NYPD zamierza przetestować własny pomysł. Komisarz Dermot Shea (51 l.) zapowiedział zwiększenie weekendowej obsady na posterunkach i likwidację wprowadzonych wewnętrzną notatką wolnych weekendów dla policjantów. Dwie trzecie mundurowych w stopniu sierżanta lub niższym, którzy dotąd mieli wolne i w sobotę i w niedzielę, pełnić będzie służbę również w weekend. Jedna trzecia policjantów pracować będzie od przyszłego miesiąca od niedzieli do czwartku, a jedna trzecia od wtorku do soboty. - Robimy, co możemy z zasobami, które mamy, upewniając się, że wszystkie ręce są na pokładzie. To da nam trochę elastyczności i sprawi, że będziemy trzymać funkcjonariuszy na ulicy, gdzie ich potrzebujemy – mówił w poniedziałek rano na antenie NY1 szef NYPD.

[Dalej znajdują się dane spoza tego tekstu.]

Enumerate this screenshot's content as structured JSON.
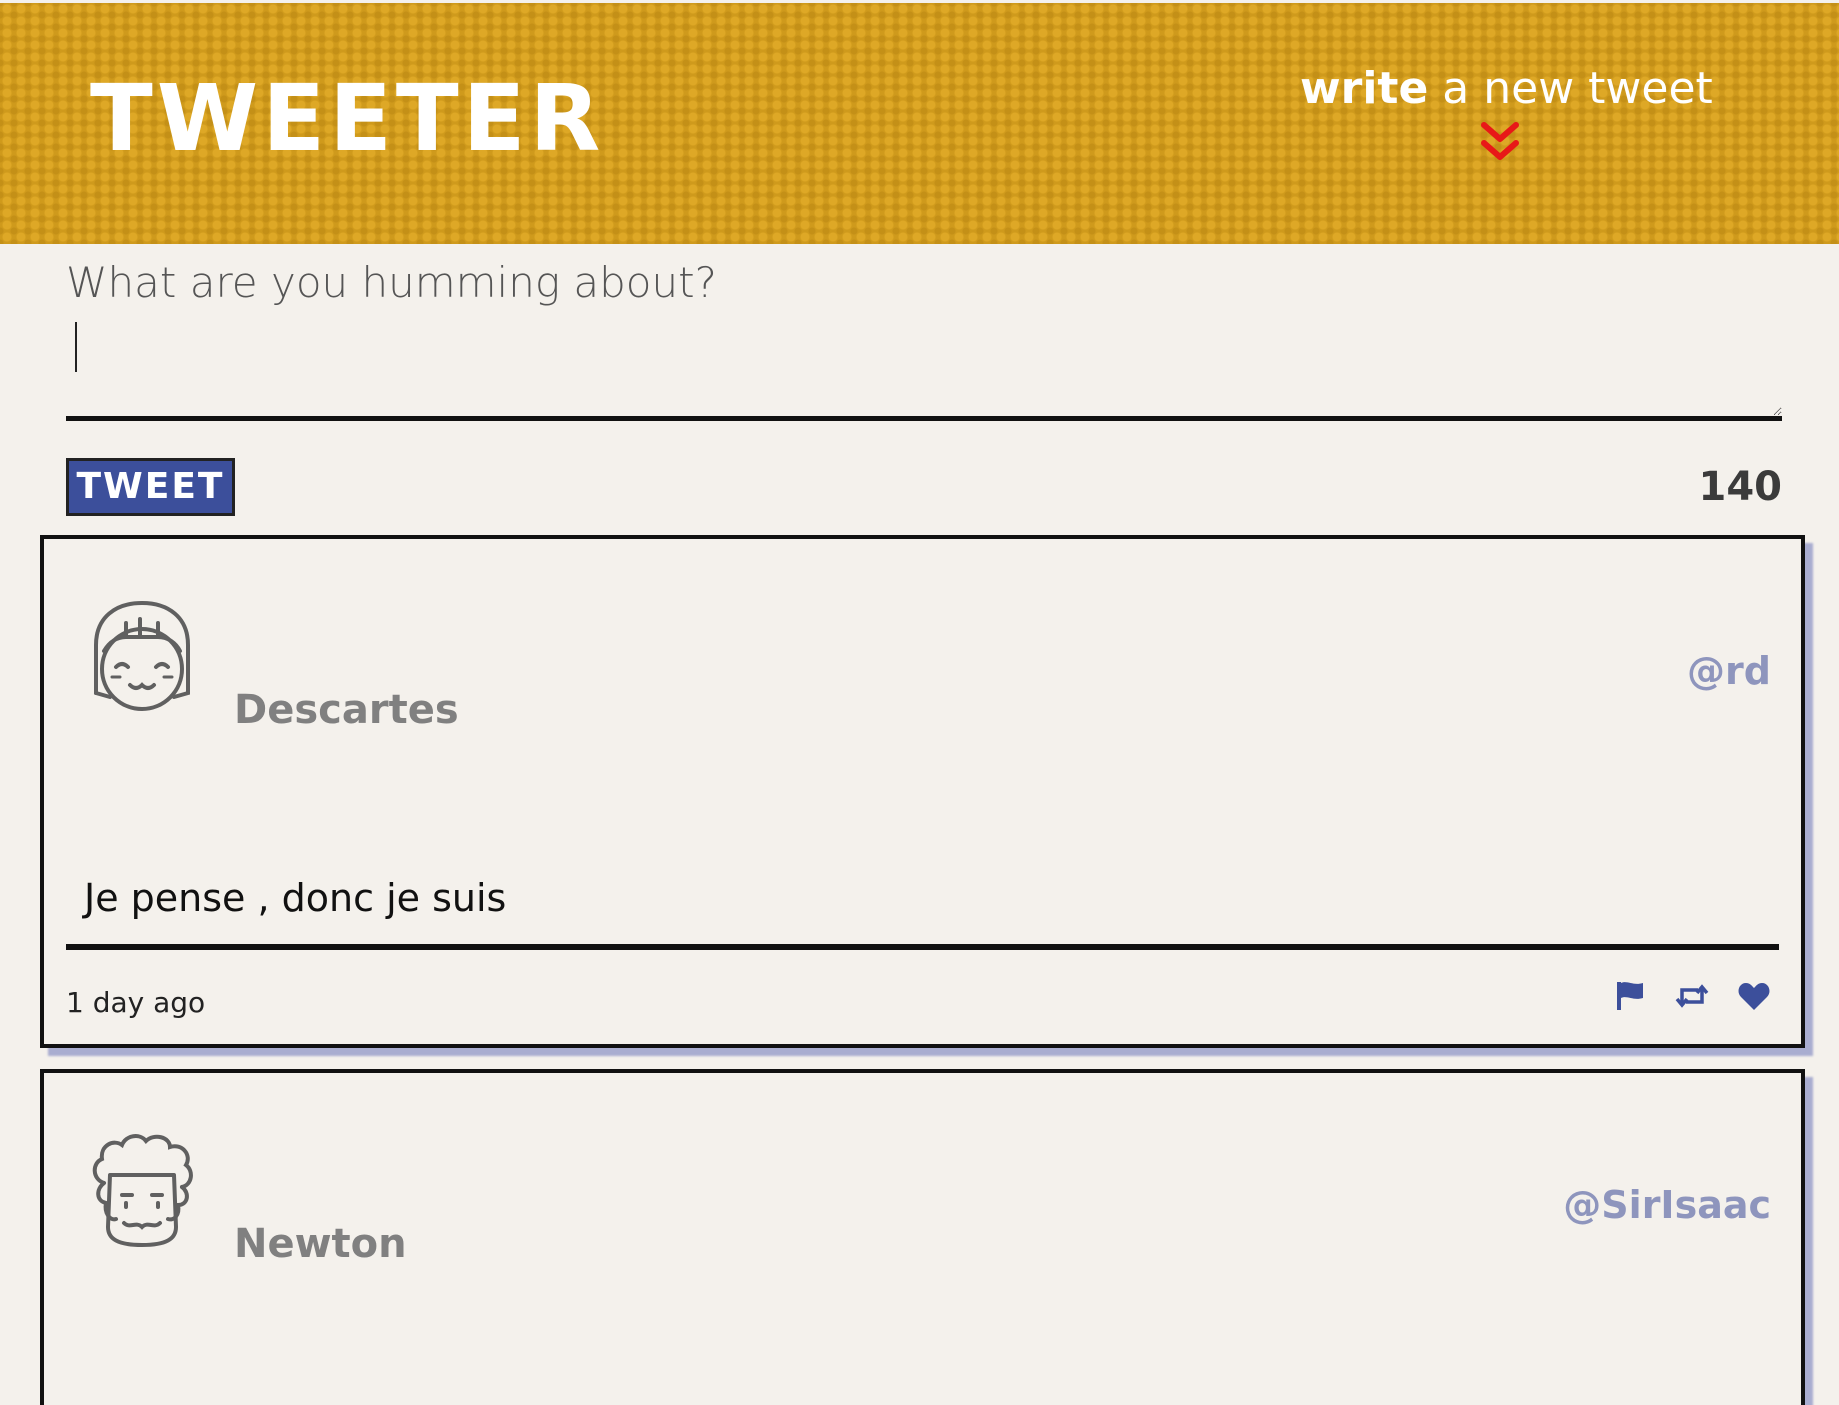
{
  "header": {
    "brand": "TWEETER",
    "compose_strong": "write",
    "compose_light": " a new tweet",
    "chevron_icon": "double-chevron-down-icon"
  },
  "compose": {
    "placeholder": "What are you humming about?",
    "button_label": "TWEET",
    "counter": "140"
  },
  "tweets": [
    {
      "name": "Descartes",
      "handle": "@rd",
      "avatar_icon": "girl-avatar-icon",
      "content": "Je pense , donc je suis",
      "time": "1 day ago",
      "actions": [
        "flag-icon",
        "retweet-icon",
        "heart-icon"
      ]
    },
    {
      "name": "Newton",
      "handle": "@SirIsaac",
      "avatar_icon": "curly-hair-avatar-icon"
    }
  ],
  "colors": {
    "header_bg": "#cf9a1c",
    "page_bg": "#f4f1ec",
    "accent": "#3c4f9b",
    "chevron": "#e81818",
    "handle": "#8e95bd"
  }
}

Policyjne związki nie powstrzymały się od krytyki. - Jesteśmy w punkcie zwrotnym. Nasi politycy są zajęci odzieraniem NYPD z zasobów w środku fali przestępczości, a jednak proszą gliniarzy, by poświęcili więcej, by pomóc w naprawieniu sytuacji – skomentowały w oświadczeniu władze The Police Benevolent Association.